Read more: Sainsbury’s-Asda has ‘little chance’ despite price cuts
“The failure of the CMA to identify this upcoming entry indicates that its investigative steps were clearly deficient as a transaction of this size and nature must have been in contemplation and negotiation for some time.
“Similar statements downplaying or denying entry/expansion plans by other competitors also appear to have been taken at face value by the CMA and not investigated properly.”
Among the key claims being made by lawyers for the supermarkets is that CMA set the bar too low in the so-called GUPPI threshold, the measure used to gauge the potential impact of price rises on consumers.
In the evidence they say: “The CMA’s analysis ignores both the evidence and the realities of how customers shop today.
“The CMA has applied a threshold for identifying local areas of concern that does not fit the facts and is far below the most conservative standards applied in previous cases. This means that the CMA identifies an area of concern where an Asda and a Sainsbury’s store are within seven minutes’ drive time of each other, irrespective of whether there are one or six competitors in the same area. Essentially, a competition test that ignores competition.”
They were backed in evidence submitted to the CMA by economists Ben Forbes, Mat Hughes and Rameet Sangha from AlixPartners UK LLP, who told the CMA its findings risked having a disastrous impact on the possibility of future merger activity.
They said the GUPPI threshold for groceries (2.5%) was “unreasonably low to identify serious lessening of competition,” adding “future mergers may be deterred, even if they generate material pro-competitive efficiencies to the benefit of consumers”.

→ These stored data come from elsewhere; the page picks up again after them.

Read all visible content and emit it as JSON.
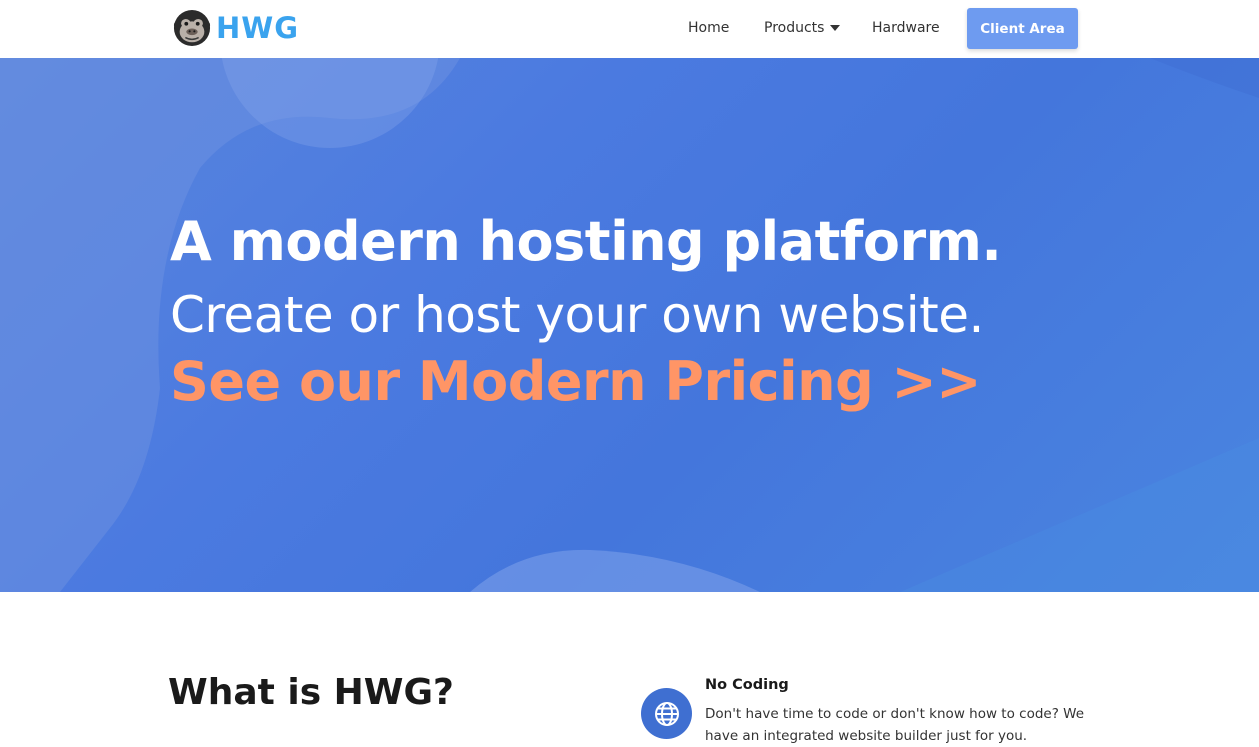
{
  "brand": {
    "logo_text": "HWG",
    "logo_icon": "gorilla-icon",
    "accent": "#3aa3ee"
  },
  "nav": {
    "home": "Home",
    "products": "Products",
    "hardware": "Hardware",
    "client_area": "Client Area",
    "client_area_color": "#6e9bf0"
  },
  "hero": {
    "headline": "A modern hosting platform.",
    "subheadline": "Create or host your own website.",
    "cta": "See our Modern Pricing >>",
    "background": "#4b7ae0",
    "cta_color": "#ff9566"
  },
  "about": {
    "title": "What is HWG?"
  },
  "features": [
    {
      "icon": "globe-icon",
      "title": "No Coding",
      "description": "Don't have time to code or don't know how to code? We have an integrated website builder just for you."
    }
  ]
}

“Many retailers are facing challenging market conditions, and merger efficiencies may be important to their survival and their ability to deliver value to consumers.”
Sainsbury’s chief executive Mike Coupe and his Asda counterpart Roger Burnley said in a statement today:
“We have asked the CMA to correct significant errors in its provisional findings. Its analysis fundamentally misunderstands how people shop today as well as ignores the intensity of competition and the dynamism of the UK grocery market, which evolves on an almost weekly basis.”
However, this week competition lawyers told The Grocer they believed that despite Sainsbury’s and Asda “correctly identifying” holes in the probe, they believed they had very little chance of overturning its opposition to the merger, despite the partners also unveiling plans this week for £1bn in price cuts.
In its evidence, the FDF welcomes the provisional findings. “The CMA correctly identifies a wide range of serious issues with the proposed merger and an ever-more consolidated grocery market,” it says.
Rival retailer Waitrose also welcomed the provisional findings, saying; “We remain of the view that should the merger go ahead, the possibility of having two large national players representing well over half of the groceries market, with a significant presence in GM and fuel markets, would fundamentally shift the dynamics of the retail sector, substantially lessening competition at both a national and local level.”
The CMA issued no further comment but said it would be considering “each” of Sainsbury’s and Asda’s complaints before its final report, due on 30 April.